In the usual adult population, a mechanical fall is considered to be reassuring.  A history with a clearly described mechanical fall often alleviates the concern for a syncope or seizure event preceding the fall and obviates the need for additional medical workup.  However, in the older adult population, mechanical falls can be a clue about a patient’s level of deconditioning, underlying poor health, or inability to comply with assistive devices such as canes and walkers.  The frequency and implications of falls in this population suggests a need to pursue a better understanding of patients’ physical state and ability to complete ADLs before having them return to a potentially unsafe situation.

Keep an open mind, so as not to miss an atypical presentation of disease

One study found that atypical presentation of relatively low-prevalence disease was commonly associated with early death after discharge, occurring in 38% of these deaths. (3)  For example, that study reported cases of pulmonary embolism with dizziness or back pain as the predominant complaints, without complaint of chest pain or shortness of breath.  Careful consideration of a patient’s risk factors for particular disease is recommended before ruling out based on presentation with atypical symptoms.

Indeed, this issue also highlights the importance of careful history-taking, including open-ended questions about the reason for presentation and events leading up to the ED visit.  In addition, a savvy review of systems can save time, by uncovering additional information that might alter the course of diagnostic investigation.  This is challenging with a well-educated and self-aware patient, let alone a more difficult situation involving a patient with non-English language, cognitive impairment, mental health disease or substance abuse.  With these highly challenging patients it is even more important to maintain an open mind and read between the lines of what these patients may or may not be able to articulate.
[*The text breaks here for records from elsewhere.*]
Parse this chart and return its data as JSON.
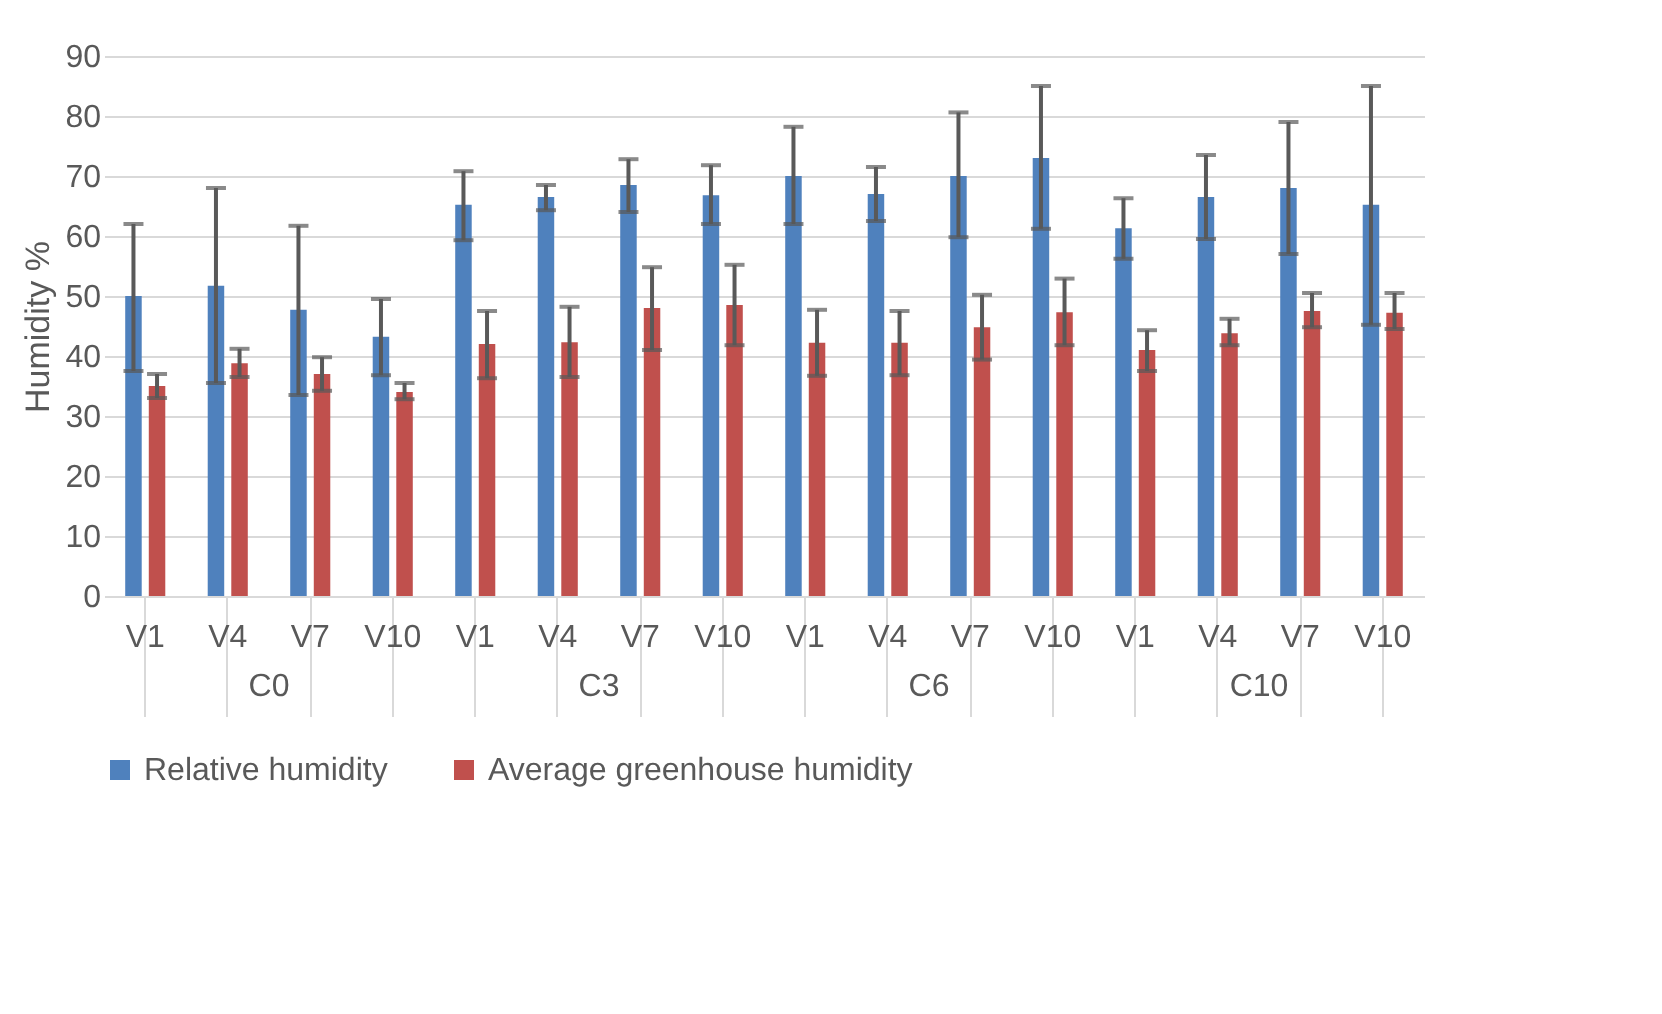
{
  "chart_data": {
    "type": "bar",
    "ylabel": "Humidity %",
    "categories": [
      "V1",
      "V4",
      "V7",
      "V10",
      "V1",
      "V4",
      "V7",
      "V10",
      "V1",
      "V4",
      "V7",
      "V10",
      "V1",
      "V4",
      "V7",
      "V10"
    ],
    "annotations": [
      "C0",
      "C3",
      "C6",
      "C10"
    ],
    "series": [
      {
        "name": "Relative humidity",
        "color": "#4f81bd",
        "values": [
          50,
          51.7,
          47.7,
          43.2,
          65.2,
          66.5,
          68.5,
          66.8,
          70,
          67,
          70,
          73,
          61.3,
          66.5,
          68,
          65.2
        ],
        "errors": [
          [
            37.5,
            62
          ],
          [
            35.5,
            68
          ],
          [
            33.5,
            61.7
          ],
          [
            36.8,
            49.5
          ],
          [
            59.3,
            70.8
          ],
          [
            64.3,
            68.5
          ],
          [
            64,
            72.8
          ],
          [
            62,
            71.8
          ],
          [
            62,
            78.2
          ],
          [
            62.5,
            71.5
          ],
          [
            59.8,
            80.6
          ],
          [
            61.2,
            85
          ],
          [
            56.2,
            66.3
          ],
          [
            59.5,
            73.5
          ],
          [
            57,
            79
          ],
          [
            45.2,
            85
          ]
        ]
      },
      {
        "name": "Average greenhouse humidity",
        "color": "#c0504d",
        "values": [
          35,
          38.8,
          37,
          34,
          42,
          42.3,
          48,
          48.5,
          42.2,
          42.2,
          44.8,
          47.3,
          41,
          43.8,
          47.5,
          47.2
        ],
        "errors": [
          [
            33,
            37
          ],
          [
            36.5,
            41.2
          ],
          [
            34.2,
            39.8
          ],
          [
            32.8,
            35.5
          ],
          [
            36.3,
            47.5
          ],
          [
            36.5,
            48.2
          ],
          [
            41,
            54.8
          ],
          [
            41.8,
            55.2
          ],
          [
            36.7,
            47.7
          ],
          [
            36.8,
            47.5
          ],
          [
            39.4,
            50.2
          ],
          [
            41.8,
            52.9
          ],
          [
            37.5,
            44.3
          ],
          [
            41.8,
            46.2
          ],
          [
            44.8,
            50.5
          ],
          [
            44.5,
            50.5
          ]
        ]
      }
    ],
    "ylim": [
      0,
      90
    ],
    "yticks": [
      0,
      10,
      20,
      30,
      40,
      50,
      60,
      70,
      80,
      90
    ],
    "grid": "y",
    "legend": "bottom"
  }
}
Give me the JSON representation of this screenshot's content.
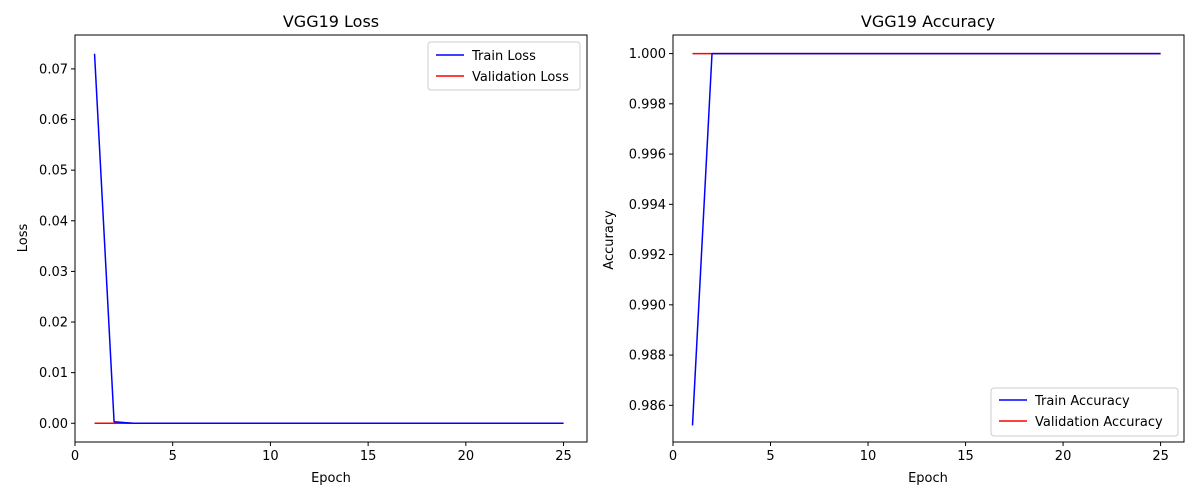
{
  "colors": {
    "train": "#0000ff",
    "validation": "#ff0000"
  },
  "chart_data": [
    {
      "type": "line",
      "title": "VGG19 Loss",
      "xlabel": "Epoch",
      "ylabel": "Loss",
      "xlim": [
        0,
        26.2
      ],
      "ylim": [
        -0.0037,
        0.0767
      ],
      "xticks": [
        0,
        5,
        10,
        15,
        20,
        25
      ],
      "yticks": [
        0.0,
        0.01,
        0.02,
        0.03,
        0.04,
        0.05,
        0.06,
        0.07
      ],
      "ytick_decimals": 2,
      "legend_position": "upper right",
      "series": [
        {
          "name": "Train Loss",
          "color": "#0000ff",
          "x": [
            1,
            2,
            3,
            4,
            5,
            6,
            7,
            8,
            9,
            10,
            11,
            12,
            13,
            14,
            15,
            16,
            17,
            18,
            19,
            20,
            21,
            22,
            23,
            24,
            25
          ],
          "y": [
            0.073,
            0.0003,
            0,
            0,
            0,
            0,
            0,
            0,
            0,
            0,
            0,
            0,
            0,
            0,
            0,
            0,
            0,
            0,
            0,
            0,
            0,
            0,
            0,
            0,
            0
          ]
        },
        {
          "name": "Validation Loss",
          "color": "#ff0000",
          "x": [
            1,
            2,
            3,
            4,
            5,
            6,
            7,
            8,
            9,
            10,
            11,
            12,
            13,
            14,
            15,
            16,
            17,
            18,
            19,
            20,
            21,
            22,
            23,
            24,
            25
          ],
          "y": [
            0,
            0,
            0,
            0,
            0,
            0,
            0,
            0,
            0,
            0,
            0,
            0,
            0,
            0,
            0,
            0,
            0,
            0,
            0,
            0,
            0,
            0,
            0,
            0,
            0
          ]
        }
      ]
    },
    {
      "type": "line",
      "title": "VGG19 Accuracy",
      "xlabel": "Epoch",
      "ylabel": "Accuracy",
      "xlim": [
        0,
        26.2
      ],
      "ylim": [
        0.98454,
        1.00074
      ],
      "xticks": [
        0,
        5,
        10,
        15,
        20,
        25
      ],
      "yticks": [
        0.986,
        0.988,
        0.99,
        0.992,
        0.994,
        0.996,
        0.998,
        1.0
      ],
      "ytick_decimals": 3,
      "legend_position": "lower right",
      "series": [
        {
          "name": "Train Accuracy",
          "color": "#0000ff",
          "x": [
            1,
            2,
            3,
            4,
            5,
            6,
            7,
            8,
            9,
            10,
            11,
            12,
            13,
            14,
            15,
            16,
            17,
            18,
            19,
            20,
            21,
            22,
            23,
            24,
            25
          ],
          "y": [
            0.9852,
            1,
            1,
            1,
            1,
            1,
            1,
            1,
            1,
            1,
            1,
            1,
            1,
            1,
            1,
            1,
            1,
            1,
            1,
            1,
            1,
            1,
            1,
            1,
            1
          ]
        },
        {
          "name": "Validation Accuracy",
          "color": "#ff0000",
          "x": [
            1,
            2,
            3,
            4,
            5,
            6,
            7,
            8,
            9,
            10,
            11,
            12,
            13,
            14,
            15,
            16,
            17,
            18,
            19,
            20,
            21,
            22,
            23,
            24,
            25
          ],
          "y": [
            1,
            1,
            1,
            1,
            1,
            1,
            1,
            1,
            1,
            1,
            1,
            1,
            1,
            1,
            1,
            1,
            1,
            1,
            1,
            1,
            1,
            1,
            1,
            1,
            1
          ]
        }
      ]
    }
  ]
}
Do your due diligence with review of medical records

Whenever possible, review the nursing chart, any available recent outpatient visits, or telephone notes to gain insight into the patient’s presentation.  One study reported a common finding of conflicting documentation of the history of present illness between the ED provider note and an outpatient note preceding the ED visit, or nurse note during ED visit. (5)  There was no evidence that the ED provider saw these other notes thus although this information was in the chart, the provider did not have the benefit of this information when formulating a diagnostic plan.  This suggests that reviewing documentation (particularly nursing and/or same day outpatient notes) and revisiting discrepancies to clarify history of present illness may be more important, and a better use of time, than we may think.


Unexpected early death after discharge is an adverse outcome that we may be able to impact without radical changes to our practice.  With increased insight into the factors associated with death within 7 days of ED discharge there are some strategies we can employ to identify high-risk patients and avoid pitfalls in ED disposition.


References / Further Reading

  1. CDC/NCHS, National Hospital Ambulatory Medical Care Survey: 2011 Emergency Department Summary Tables, Table 24.
  2. CDC/NCHS, National Hospital Ambulatory Medical Care Survey: 2010 Emergency Department Summary Tables, Table 24.
  3. Sklar DPCrandall CSLoeliger E, et al. Unanticipated death after discharge home from the emergency department. Ann Emerg Med.2007 Jun;49(6):735-45.
  4. Gabayan GZDerose SFAsch SM, et al. Patterns and predictors of short-term death after emergency department discharge. Ann Emerg Med.2011 Dec;58(6):551-558.
  5. Gabayan GZSun BCAsch SM, et al. Qualitative factors in patients who die shortly after emergency department discharge. Acad Emerg Med.2013 Aug;20(8):778-85.
  6. Gunnarsdottir OSRafnsson V. Death within 8 days after discharge to home from the emergency department. Eur J Public Health.2008 Oct;18(5):522-6.
  7. Niska RBhuiya FXu J. National Hospital Ambulatory Medical Care Survey: 2007 emergency department summary. Natl Health Stat Report.2010 Aug 6;(26):1-31.
  8. King MBTinetti ME. Falls in community-dwelling older persons. J Am Geriatr Soc.1995 Oct;43(10):1146-54.
  9. Donald IPBulpitt CJ. The prognosis of falls in elderly people living at home. Age Ageing.1999 Mar;28(2):121-5.